Le fisc précise que si la garde dure moins de 8 heures, le montant de l’abattement à déduire est plus faible. Il faut alors appliquer le calcul suivant pour calculer la somme déductible :
– 29,64 euros (3 Smic horaires) x nombre d’heures de garde effective) / 8 heures
– ou 39,52 euros (4 Smic horaires) x nombre d’heures de garde effective) / 8 heures

Abattement fiscal 2019 pour une micro-entreprise

Les entrepreneurs, travailleurs indépendants ou exploitants agricoles optant pour les régimes déclaratifs micro bénéficient d’abattements fiscaux forfaitaires. Cela signifie que pour la déclaration de revenus, leurs frais et charges sont prises en compte au forfait, pour une valeur en pourcentage des revenus, sans tenir compte des charges réellement assumées comptablement.

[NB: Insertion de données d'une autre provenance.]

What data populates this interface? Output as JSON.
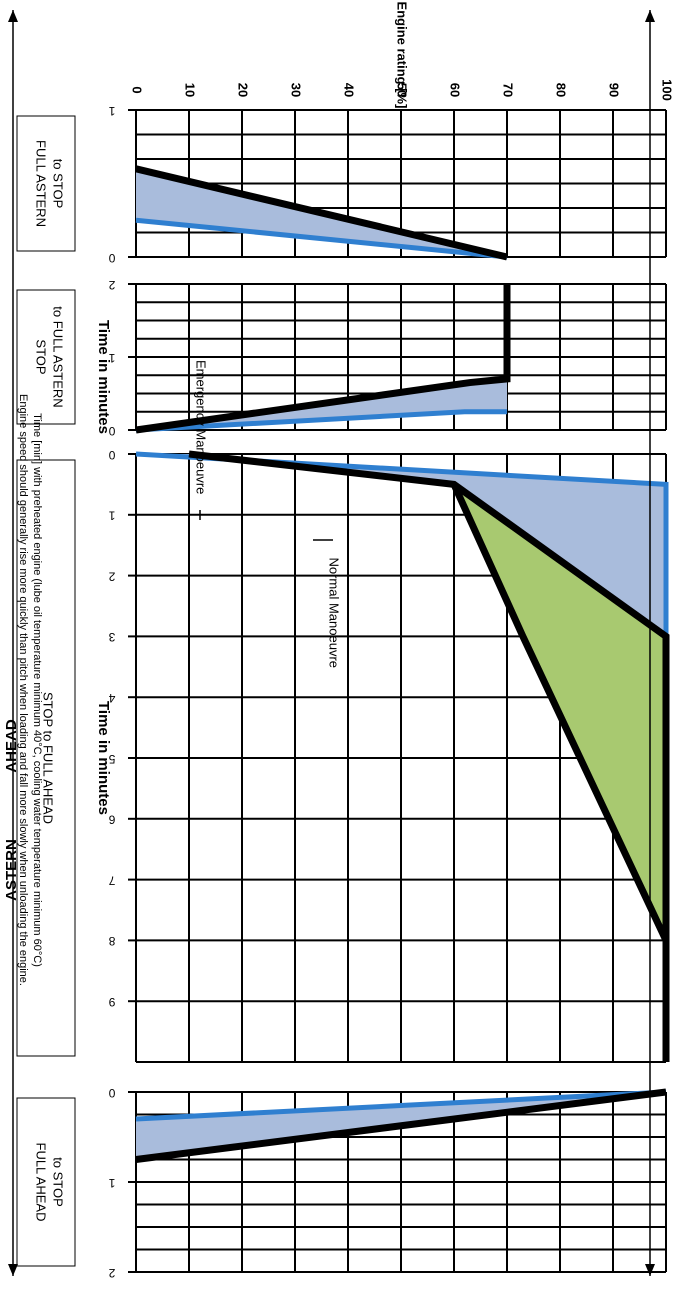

Le taux de l’abattement forfaitaire varie selon la nature des revenus et dans la limite d’un seuil prévu par la loi, de la façon suivante :
– Régime micro-BIC : abattement de 71% pour les activités d’achat-revente, dans la limite de 170.000 euros
– Régime micro-BIC : abattement de 50% pour les activités de services, dans la limite de 70.000 euros
– Régime micro-BNC : abattement de 34% pour les activités libérales, dans la limite de 70.000 euros
– Régime micro-BA : abattement de 87% pour les activités agricoles, dans la limite de 82.800 euros

Pour les bénéfices agricoles, l’abattement s’applique à la moyenne des recettes des trois derniers exercices (année écoulées et les deux années précédentes).

Exemple d’application de l’abattement :
Un micro-entrepreneur qui exerce une activité commerciale a réalisé en 2018 des ventes pour un montant de 100.000 euros. Après abattement de 71%, le revenu pris en compte pour le calcul de l’impôt atteint 29.000 euros.